1. b is not equal to a, then b over (a - b) - a over (b-a) =
Choices:
1. -1
2. 0
3. 1
4. b-a over a-b
5. a+b over a-b
2. 6 equilateral triangles with side 1 are joined to form a hexagon. A circle is circumscribed about the hexagon. What is the area of the shaded region in the figure below?
1. 3.14 - square root 3 over 2
2. 3.14 - 3(sq root 3 over 2)
3. 3.14(sq root 3) over 3
4. 2(3.14) - sq root 3 over 2
5. 2(3.14) - 3(sq root 3)
Thank you for any help. Please explain the reasoning/steps behind it if possible it's appreciated :].
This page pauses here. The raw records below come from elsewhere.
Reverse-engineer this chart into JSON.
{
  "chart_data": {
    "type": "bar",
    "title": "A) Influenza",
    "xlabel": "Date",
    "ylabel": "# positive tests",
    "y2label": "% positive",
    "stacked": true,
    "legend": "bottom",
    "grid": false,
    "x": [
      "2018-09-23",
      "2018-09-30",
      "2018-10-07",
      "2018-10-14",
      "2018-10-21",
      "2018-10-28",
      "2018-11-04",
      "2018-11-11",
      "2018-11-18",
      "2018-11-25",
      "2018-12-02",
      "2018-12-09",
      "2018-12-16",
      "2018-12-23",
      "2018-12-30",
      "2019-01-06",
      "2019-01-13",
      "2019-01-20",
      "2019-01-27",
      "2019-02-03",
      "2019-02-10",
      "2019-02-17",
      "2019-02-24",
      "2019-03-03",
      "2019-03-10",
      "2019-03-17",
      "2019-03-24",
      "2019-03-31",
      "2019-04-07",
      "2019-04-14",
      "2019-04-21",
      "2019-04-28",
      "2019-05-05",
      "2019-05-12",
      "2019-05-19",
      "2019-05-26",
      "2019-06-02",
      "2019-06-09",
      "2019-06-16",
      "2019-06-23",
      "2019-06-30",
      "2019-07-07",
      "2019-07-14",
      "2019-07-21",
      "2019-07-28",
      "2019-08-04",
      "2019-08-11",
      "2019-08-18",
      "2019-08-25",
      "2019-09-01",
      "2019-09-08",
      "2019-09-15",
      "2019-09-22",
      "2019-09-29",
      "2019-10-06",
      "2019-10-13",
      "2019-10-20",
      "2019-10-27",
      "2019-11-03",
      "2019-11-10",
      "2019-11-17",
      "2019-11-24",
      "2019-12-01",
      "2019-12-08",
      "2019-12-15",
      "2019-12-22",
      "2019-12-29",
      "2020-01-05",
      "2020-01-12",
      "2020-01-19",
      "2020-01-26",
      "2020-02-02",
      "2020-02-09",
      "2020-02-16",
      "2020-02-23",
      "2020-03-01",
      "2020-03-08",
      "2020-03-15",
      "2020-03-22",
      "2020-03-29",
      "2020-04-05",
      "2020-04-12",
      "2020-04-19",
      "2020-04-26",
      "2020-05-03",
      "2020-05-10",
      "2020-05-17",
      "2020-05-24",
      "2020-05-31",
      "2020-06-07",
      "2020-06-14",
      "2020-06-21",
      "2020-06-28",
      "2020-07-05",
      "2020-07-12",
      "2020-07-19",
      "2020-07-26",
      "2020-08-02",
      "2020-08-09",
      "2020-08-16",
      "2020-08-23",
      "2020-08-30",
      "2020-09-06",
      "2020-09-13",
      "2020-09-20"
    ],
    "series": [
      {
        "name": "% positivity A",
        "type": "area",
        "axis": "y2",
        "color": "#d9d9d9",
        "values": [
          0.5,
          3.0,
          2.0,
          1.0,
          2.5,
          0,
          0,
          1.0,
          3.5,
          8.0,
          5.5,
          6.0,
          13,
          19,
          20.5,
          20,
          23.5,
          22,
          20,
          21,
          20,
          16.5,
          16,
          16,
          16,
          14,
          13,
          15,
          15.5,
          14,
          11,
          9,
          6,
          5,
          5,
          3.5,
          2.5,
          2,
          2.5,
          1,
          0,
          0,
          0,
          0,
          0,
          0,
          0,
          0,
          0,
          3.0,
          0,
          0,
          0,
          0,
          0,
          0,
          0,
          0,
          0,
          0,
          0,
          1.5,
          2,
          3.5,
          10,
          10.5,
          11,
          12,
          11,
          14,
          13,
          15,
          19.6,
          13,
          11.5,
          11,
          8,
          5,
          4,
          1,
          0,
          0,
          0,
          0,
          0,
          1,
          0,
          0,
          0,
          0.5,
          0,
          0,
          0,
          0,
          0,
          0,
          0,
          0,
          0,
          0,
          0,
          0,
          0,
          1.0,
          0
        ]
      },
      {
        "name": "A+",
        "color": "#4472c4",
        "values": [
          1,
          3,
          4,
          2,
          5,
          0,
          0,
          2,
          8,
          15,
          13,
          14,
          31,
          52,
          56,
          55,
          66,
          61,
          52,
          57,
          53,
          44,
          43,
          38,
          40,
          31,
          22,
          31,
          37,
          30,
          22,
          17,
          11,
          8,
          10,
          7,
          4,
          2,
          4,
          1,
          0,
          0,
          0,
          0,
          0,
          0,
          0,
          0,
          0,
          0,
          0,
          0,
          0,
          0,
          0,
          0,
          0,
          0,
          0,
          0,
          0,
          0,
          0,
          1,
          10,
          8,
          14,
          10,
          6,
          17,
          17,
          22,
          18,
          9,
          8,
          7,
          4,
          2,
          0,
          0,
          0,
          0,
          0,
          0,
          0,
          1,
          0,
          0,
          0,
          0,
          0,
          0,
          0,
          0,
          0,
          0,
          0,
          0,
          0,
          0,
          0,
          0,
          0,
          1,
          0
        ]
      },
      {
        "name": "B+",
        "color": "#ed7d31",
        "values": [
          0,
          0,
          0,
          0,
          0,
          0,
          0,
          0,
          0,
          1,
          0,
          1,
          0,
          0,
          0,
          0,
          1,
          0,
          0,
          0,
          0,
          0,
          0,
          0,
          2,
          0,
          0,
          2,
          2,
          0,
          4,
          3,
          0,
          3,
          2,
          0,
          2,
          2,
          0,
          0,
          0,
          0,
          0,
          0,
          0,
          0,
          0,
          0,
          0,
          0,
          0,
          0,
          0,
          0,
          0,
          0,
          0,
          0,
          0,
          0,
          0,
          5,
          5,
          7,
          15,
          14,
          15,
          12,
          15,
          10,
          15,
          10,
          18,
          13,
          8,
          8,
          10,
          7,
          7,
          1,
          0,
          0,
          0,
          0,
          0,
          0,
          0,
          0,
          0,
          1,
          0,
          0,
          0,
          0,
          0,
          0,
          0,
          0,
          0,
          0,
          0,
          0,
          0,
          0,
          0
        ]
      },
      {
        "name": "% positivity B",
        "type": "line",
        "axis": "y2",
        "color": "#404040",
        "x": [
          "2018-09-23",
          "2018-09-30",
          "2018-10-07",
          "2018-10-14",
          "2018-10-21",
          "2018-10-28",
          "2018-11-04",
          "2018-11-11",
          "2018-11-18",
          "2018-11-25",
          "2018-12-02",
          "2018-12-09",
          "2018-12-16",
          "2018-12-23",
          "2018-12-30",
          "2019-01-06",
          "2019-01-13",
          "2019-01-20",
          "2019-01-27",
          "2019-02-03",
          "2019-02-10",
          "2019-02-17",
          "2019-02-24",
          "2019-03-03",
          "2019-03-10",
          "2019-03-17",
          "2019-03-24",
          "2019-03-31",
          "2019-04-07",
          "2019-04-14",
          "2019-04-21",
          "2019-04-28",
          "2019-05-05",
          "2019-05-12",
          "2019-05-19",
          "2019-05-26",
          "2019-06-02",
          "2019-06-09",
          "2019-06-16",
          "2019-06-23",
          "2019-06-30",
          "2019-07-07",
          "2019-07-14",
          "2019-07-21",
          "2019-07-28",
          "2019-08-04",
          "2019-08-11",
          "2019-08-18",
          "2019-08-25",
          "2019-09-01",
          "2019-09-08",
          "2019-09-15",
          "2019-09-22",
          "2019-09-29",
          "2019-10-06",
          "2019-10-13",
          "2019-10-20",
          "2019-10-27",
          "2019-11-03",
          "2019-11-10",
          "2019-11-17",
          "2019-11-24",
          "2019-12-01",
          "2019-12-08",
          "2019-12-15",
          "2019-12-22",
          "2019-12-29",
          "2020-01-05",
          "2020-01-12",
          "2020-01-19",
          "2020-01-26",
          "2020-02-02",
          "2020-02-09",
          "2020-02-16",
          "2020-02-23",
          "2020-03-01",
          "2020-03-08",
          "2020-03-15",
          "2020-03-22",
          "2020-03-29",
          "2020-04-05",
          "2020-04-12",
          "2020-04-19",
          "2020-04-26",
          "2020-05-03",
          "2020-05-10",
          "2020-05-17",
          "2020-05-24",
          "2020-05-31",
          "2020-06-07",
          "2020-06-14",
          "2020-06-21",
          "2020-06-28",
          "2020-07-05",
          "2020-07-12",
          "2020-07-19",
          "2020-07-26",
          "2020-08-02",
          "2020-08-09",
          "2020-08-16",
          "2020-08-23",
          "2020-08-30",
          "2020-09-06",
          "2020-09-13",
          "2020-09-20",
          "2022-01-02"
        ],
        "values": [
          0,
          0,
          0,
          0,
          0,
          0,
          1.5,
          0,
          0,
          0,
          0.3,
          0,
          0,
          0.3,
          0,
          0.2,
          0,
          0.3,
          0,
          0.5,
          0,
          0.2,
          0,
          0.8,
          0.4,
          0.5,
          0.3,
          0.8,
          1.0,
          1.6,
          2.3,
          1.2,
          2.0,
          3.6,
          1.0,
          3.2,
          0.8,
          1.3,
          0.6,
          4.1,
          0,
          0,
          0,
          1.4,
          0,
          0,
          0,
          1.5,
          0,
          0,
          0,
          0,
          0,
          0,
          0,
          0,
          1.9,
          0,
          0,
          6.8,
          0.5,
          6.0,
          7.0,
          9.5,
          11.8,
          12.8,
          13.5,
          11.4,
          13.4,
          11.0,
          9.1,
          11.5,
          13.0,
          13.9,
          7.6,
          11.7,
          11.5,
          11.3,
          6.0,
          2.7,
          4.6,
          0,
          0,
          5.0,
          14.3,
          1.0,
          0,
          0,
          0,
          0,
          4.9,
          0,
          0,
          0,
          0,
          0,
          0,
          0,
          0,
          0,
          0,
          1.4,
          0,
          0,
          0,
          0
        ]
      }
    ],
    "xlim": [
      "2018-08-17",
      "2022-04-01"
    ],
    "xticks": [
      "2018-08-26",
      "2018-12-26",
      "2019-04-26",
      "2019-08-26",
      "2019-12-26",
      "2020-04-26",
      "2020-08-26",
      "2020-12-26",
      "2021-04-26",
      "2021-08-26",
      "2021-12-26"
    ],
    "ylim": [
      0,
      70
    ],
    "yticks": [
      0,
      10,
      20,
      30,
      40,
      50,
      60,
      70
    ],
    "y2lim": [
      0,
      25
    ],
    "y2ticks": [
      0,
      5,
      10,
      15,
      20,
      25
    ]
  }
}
2007-07-10 12:58:00 · 1 answers · asked by RuleOfTheRose 2 in Science & Mathematics ➔ Mathematics
1. b/(a-b) - a/(b-a) =
b/(a-b) + a/(a-b) =
(b + a) / (a - b)
That's the same as (a + b) / (a - b), your choice #5.
2. The equilateral triangles have height sqrt(3)/2 and base 1, so their area (1/2 * b * h) is sqrt(3)/4 each. Six of them turned into a hexagon have area 6*sqrt(3)/4 = 3*sqrt(3)/2.
The circle is circumscribed so it touches the pentagon at each vertex. The line from each vertex to the center of the pentagon and the center of the circle, is a side of one of the equilateral triangles, so it is length=1. This means the circle has radius 1 and therefore area (pi * r^2) = pi*1^2 = pi.
Assuming the shaded area is the portion of the circle NOT inside the hexagon, it's the area of the circle (pi) minus the area of the hexagon (3sqrt(3)/2).
pi - 3sqrt(3)/2 is your answer (1).
2007-07-10 13:02:04 · answer #1 · answered by McFate 7 · 1⤊ 0⤋